| Jul 23, 2009

Back to HomeFeature Article - July 23, 2009 Rural libraries promote informal round the table book talkby Julie Druker

Avid readers gathered to talk books at the Sharbot Lake branch for the third meeting of the Summer Book Club. (l-r) Glenys Wright, Sara Carpenter, Karen Burke, Barb Jones, Diane Yerxa and Linda Gemeinhardt.

For many of us one of summer’s greatest pleasures is stretching out in a favorite outdoor spot with a good book and getting lost in another world.

This summer the Sharbot Lake and Arden Public Libraries introduced their Summer “Book Club with a Difference” program, which provides rural readers with an opportunity to share their experiences by participating in informal gatherings to discuss and share their summer book journeys.

The third of four planned get-togethers recently took place at the Sharbot Lake branch and was hosted by librarian Sara Carpenter, who served her home-made strawberry muffins, coffee and lemonade.

The theme for this gathering was fiction. A small but lively group gathered round a table at the Sharbot Lake branch and began a very informative and colourful discussion about their recent reads.

Sara began with The Book of Negroes by Lawrence Hill, the story of a female African slave who ends up in the U.S. and then back in Africa. The book includes some Canadian black history as well and we learned from another reader that an actual Book of Negroes existed.

Karen Burke of Sharbot Lake loves books that send her to her dictionary. She spoke of one recent read, David Gilmour’s most recent work, The Film Club, about Gilmour’s agreement with his teenage son, who leaves school on the promise to his dad to watch and discuss three films a day. The book inspired Karen to look into renting some of the films mentioned in the book.

Glenys Wright, who works as a page at the library in Sharbot Lake, gave a detailed review of Falling Man by Don Delillo, a post 9/11 work. She read a chilling excerpt describing the devastation that occurred that fateful day but added that the book felt “John Wayne-like” in its portrayal of American attitudes and their general lack of perspective of the events of 9/11. A lively discussion ensued.

Barb Jones, who cottages in the area, is an avid reader with a great memory for facts; she gave at least four overviews of her forays into a number of books that are hovering on today’s best seller lists, one of which was The Guernsey Literary and Potato Peel Pie Society by Mary Ann Shaffer and Annie Barrows, a book written as letters about the German occupation of Guernsey Island. Barb also discussed the novel Coventry by local author Helen Humphreys, an in-depth description of the night that Coventry was bombed by the Germans in WW2.

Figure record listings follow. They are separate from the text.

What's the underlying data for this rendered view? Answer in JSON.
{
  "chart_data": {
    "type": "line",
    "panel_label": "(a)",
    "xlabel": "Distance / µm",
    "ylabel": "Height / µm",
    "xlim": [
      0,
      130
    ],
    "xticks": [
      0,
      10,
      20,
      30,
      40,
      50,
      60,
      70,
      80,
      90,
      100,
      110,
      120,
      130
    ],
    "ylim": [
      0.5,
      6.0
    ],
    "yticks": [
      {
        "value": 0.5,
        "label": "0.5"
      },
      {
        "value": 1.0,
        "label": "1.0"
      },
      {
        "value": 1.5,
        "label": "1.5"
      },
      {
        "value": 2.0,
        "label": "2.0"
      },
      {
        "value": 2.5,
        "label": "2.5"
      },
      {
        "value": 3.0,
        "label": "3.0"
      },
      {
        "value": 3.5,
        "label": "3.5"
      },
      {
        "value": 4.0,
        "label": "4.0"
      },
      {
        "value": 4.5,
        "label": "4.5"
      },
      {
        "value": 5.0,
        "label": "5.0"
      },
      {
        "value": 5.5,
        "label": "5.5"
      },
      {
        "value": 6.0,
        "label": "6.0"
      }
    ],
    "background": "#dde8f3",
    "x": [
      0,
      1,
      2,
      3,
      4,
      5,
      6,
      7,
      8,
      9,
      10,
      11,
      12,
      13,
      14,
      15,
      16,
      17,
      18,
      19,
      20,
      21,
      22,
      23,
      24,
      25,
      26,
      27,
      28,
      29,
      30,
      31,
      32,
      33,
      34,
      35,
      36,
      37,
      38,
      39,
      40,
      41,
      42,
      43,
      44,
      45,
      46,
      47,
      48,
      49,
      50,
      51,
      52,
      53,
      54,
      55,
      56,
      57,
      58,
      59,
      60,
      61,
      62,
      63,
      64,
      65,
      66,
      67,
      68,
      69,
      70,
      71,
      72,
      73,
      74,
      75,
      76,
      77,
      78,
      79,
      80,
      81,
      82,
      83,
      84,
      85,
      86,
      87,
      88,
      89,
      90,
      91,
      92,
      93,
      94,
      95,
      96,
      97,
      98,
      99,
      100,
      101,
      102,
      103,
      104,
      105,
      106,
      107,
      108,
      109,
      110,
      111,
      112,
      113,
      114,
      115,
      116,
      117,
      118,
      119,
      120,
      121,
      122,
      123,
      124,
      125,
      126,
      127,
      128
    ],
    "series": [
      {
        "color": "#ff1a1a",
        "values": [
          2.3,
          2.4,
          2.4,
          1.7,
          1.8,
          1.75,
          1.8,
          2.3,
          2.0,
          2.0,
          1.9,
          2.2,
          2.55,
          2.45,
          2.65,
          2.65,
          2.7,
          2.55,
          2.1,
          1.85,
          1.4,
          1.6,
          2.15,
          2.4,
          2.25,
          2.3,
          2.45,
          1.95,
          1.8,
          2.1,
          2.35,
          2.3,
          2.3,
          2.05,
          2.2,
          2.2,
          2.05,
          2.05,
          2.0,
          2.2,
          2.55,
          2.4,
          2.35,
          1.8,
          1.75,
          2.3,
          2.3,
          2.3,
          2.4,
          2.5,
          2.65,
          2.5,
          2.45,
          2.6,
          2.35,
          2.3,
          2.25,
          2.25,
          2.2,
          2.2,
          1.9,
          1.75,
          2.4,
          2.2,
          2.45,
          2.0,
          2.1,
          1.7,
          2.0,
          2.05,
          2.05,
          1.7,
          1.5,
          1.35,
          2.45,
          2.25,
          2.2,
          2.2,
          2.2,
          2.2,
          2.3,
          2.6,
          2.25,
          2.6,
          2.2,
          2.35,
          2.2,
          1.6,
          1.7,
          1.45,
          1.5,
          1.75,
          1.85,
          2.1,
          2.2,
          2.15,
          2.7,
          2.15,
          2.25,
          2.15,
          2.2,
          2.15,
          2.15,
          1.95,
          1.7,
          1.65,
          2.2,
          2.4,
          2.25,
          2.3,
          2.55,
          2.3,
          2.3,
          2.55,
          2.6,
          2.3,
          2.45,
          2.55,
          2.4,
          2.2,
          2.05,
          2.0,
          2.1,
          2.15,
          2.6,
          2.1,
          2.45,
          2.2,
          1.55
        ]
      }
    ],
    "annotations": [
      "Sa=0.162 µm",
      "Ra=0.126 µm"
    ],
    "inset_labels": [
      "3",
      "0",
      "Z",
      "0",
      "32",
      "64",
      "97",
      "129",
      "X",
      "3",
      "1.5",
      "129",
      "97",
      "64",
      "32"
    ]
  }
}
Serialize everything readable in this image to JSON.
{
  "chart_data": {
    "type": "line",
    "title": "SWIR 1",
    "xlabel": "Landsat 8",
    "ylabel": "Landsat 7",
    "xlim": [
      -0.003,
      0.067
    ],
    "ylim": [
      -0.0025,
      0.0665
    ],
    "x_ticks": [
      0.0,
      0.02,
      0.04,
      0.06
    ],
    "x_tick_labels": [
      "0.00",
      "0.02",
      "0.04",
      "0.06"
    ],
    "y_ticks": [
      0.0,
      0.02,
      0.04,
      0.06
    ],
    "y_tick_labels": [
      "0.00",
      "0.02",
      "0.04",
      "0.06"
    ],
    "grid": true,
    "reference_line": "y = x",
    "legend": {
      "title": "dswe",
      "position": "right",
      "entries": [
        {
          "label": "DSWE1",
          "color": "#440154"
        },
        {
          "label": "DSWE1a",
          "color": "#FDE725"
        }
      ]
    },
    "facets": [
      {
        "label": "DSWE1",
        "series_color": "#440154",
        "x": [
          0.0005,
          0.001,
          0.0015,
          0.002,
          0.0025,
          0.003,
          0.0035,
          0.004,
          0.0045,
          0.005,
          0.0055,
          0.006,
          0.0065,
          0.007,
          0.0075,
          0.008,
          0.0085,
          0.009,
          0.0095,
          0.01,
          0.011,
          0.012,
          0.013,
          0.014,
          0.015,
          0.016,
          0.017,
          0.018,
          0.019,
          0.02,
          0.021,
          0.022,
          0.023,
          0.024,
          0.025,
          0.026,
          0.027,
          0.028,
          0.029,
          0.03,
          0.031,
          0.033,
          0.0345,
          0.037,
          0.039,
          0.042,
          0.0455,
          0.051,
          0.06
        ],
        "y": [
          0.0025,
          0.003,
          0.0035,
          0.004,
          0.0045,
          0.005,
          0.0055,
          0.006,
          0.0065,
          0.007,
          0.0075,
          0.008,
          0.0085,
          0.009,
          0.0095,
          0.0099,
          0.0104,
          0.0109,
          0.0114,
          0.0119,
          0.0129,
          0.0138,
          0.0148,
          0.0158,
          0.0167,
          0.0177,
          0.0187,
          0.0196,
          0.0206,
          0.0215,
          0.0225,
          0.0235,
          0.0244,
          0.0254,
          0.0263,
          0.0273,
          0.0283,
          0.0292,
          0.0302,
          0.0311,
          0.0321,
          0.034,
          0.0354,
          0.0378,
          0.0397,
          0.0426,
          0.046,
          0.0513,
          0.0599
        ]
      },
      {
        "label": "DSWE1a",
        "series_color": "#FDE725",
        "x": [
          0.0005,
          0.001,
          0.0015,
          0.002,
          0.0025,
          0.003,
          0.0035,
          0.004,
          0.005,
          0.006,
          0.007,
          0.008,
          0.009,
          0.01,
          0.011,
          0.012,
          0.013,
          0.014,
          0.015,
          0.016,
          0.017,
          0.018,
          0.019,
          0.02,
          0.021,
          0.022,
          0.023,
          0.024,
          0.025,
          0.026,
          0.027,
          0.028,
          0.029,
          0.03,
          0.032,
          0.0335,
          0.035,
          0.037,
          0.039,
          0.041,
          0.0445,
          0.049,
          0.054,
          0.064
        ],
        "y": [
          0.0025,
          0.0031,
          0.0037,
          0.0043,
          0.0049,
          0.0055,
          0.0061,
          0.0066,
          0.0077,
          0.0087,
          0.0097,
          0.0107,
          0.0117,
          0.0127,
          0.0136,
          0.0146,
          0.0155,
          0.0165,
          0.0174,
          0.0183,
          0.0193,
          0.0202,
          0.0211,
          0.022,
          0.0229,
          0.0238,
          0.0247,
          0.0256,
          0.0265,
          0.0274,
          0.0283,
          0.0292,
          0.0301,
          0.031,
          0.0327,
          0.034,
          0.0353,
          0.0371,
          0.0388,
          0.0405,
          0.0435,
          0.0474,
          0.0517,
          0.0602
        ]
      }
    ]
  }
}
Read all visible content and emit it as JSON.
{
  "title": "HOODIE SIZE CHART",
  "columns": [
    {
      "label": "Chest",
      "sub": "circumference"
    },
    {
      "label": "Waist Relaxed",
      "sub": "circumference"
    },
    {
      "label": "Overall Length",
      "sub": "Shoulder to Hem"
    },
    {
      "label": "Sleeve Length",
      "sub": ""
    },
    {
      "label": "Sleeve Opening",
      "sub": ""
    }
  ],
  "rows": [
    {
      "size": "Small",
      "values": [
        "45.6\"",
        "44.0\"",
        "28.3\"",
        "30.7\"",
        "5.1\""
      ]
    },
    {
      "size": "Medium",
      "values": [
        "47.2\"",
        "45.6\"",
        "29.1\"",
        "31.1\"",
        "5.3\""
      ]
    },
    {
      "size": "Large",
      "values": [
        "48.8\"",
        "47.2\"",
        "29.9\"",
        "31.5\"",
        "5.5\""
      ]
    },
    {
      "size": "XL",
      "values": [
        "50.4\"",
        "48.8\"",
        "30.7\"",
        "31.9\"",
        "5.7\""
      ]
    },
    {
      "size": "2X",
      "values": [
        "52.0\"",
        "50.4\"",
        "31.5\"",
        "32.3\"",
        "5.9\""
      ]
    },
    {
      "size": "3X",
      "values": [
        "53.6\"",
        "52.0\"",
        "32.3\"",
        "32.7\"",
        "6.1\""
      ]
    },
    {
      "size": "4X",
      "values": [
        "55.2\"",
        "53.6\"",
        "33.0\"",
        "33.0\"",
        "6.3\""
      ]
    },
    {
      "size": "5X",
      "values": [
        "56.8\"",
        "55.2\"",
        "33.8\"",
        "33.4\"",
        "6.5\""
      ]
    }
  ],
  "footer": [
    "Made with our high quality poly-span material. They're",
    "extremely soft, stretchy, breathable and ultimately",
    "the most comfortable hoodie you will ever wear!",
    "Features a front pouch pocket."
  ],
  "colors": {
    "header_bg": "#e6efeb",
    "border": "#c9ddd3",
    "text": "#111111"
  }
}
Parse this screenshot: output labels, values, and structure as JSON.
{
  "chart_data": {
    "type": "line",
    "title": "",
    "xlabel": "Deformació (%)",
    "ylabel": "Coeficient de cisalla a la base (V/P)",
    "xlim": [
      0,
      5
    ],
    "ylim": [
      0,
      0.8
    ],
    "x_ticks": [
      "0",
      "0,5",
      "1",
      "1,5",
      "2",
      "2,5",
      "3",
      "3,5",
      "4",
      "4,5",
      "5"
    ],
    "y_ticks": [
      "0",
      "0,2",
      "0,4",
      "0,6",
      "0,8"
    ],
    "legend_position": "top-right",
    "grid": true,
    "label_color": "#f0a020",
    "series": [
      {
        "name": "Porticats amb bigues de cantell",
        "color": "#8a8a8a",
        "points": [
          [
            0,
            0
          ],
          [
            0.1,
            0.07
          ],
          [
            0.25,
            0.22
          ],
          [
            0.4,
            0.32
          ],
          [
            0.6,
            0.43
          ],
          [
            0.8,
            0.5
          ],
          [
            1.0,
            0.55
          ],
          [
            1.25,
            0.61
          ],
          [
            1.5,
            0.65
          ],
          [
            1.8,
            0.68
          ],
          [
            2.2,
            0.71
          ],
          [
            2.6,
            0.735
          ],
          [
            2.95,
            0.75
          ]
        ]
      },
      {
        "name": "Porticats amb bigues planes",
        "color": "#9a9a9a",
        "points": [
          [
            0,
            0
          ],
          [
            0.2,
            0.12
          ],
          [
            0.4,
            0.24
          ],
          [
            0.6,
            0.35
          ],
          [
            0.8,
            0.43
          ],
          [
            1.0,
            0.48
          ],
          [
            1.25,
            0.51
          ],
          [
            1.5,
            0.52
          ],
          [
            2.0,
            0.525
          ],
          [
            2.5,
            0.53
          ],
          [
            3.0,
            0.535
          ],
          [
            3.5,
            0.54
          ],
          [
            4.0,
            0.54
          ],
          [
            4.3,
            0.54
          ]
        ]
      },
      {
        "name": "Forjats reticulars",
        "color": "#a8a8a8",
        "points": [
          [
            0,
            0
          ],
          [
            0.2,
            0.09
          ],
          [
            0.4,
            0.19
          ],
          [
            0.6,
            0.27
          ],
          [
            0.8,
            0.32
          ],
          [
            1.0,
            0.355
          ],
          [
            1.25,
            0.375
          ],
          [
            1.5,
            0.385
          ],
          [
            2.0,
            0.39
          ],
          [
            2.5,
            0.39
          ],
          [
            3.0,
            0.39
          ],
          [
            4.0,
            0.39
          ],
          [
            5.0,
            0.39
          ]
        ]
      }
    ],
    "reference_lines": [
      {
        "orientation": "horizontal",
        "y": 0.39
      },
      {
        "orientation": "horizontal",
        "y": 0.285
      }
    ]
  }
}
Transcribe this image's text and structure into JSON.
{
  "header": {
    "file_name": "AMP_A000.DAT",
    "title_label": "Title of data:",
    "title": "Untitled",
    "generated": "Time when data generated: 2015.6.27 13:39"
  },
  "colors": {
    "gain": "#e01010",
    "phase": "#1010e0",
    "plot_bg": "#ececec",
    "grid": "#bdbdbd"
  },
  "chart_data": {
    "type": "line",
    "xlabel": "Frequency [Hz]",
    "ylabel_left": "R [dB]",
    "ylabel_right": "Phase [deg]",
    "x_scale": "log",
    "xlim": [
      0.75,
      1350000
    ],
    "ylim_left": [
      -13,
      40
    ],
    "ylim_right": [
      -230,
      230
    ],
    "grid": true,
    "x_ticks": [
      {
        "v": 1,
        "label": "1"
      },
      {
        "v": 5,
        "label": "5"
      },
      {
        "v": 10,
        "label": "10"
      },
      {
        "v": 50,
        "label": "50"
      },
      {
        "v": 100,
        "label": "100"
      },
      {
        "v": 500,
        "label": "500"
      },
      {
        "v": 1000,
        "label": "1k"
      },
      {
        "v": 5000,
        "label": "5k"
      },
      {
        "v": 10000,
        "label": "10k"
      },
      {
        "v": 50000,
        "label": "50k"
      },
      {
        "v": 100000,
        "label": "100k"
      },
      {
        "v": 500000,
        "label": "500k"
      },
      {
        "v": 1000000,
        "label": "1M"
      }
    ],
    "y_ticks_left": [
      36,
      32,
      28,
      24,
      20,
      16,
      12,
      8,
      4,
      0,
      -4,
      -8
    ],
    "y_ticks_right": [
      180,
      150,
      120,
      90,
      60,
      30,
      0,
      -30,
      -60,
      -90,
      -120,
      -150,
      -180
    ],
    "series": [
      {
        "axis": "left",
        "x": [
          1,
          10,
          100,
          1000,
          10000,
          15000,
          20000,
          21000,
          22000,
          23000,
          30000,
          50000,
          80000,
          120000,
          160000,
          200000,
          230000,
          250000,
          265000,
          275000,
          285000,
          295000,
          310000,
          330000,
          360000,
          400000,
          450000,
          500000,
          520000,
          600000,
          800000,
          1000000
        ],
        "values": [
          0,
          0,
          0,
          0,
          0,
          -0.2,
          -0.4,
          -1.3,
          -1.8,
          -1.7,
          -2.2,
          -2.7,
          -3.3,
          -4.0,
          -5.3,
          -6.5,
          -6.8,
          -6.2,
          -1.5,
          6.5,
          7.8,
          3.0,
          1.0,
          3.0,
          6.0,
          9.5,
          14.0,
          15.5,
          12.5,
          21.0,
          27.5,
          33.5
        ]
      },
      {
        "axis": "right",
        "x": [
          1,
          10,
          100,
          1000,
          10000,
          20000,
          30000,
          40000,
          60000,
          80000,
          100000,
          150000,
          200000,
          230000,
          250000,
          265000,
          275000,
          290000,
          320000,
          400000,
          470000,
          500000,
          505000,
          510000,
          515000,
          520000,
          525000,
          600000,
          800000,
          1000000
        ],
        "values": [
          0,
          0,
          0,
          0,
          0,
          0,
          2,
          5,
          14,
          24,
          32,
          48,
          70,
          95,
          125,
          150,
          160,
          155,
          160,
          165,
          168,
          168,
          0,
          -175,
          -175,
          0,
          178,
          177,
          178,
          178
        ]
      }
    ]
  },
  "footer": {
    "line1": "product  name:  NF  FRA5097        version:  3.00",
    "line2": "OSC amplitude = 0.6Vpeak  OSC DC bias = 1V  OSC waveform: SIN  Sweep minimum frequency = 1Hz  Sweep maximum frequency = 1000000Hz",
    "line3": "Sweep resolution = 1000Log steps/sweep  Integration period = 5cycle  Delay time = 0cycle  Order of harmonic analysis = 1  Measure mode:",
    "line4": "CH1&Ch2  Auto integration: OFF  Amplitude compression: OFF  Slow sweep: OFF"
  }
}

Linda Gemeinhardt, the librarian at the Arden branch, confessed to being a lover of historical fiction of the English kind and she spoke about the book, The Lady Elizabeth by Alison Weir. She loved the way this novel “brought to life the English past but also included rumours and innuendos that we have often heard.”

Another best seller, The Shack by William P. Young was not enjoyed by Diane Yerxa for a number of reasons. She found many of the premises of the book too outlandish for her liking and did not have a problem putting it down.

Anyone looking to share book chat with others in the area is encouraged to attend the final Summer Book Club meeting that will be held in the Arden library on August 18 at 6:30PM. The theme for the evening will be Canadian authors. Everyone is welcome.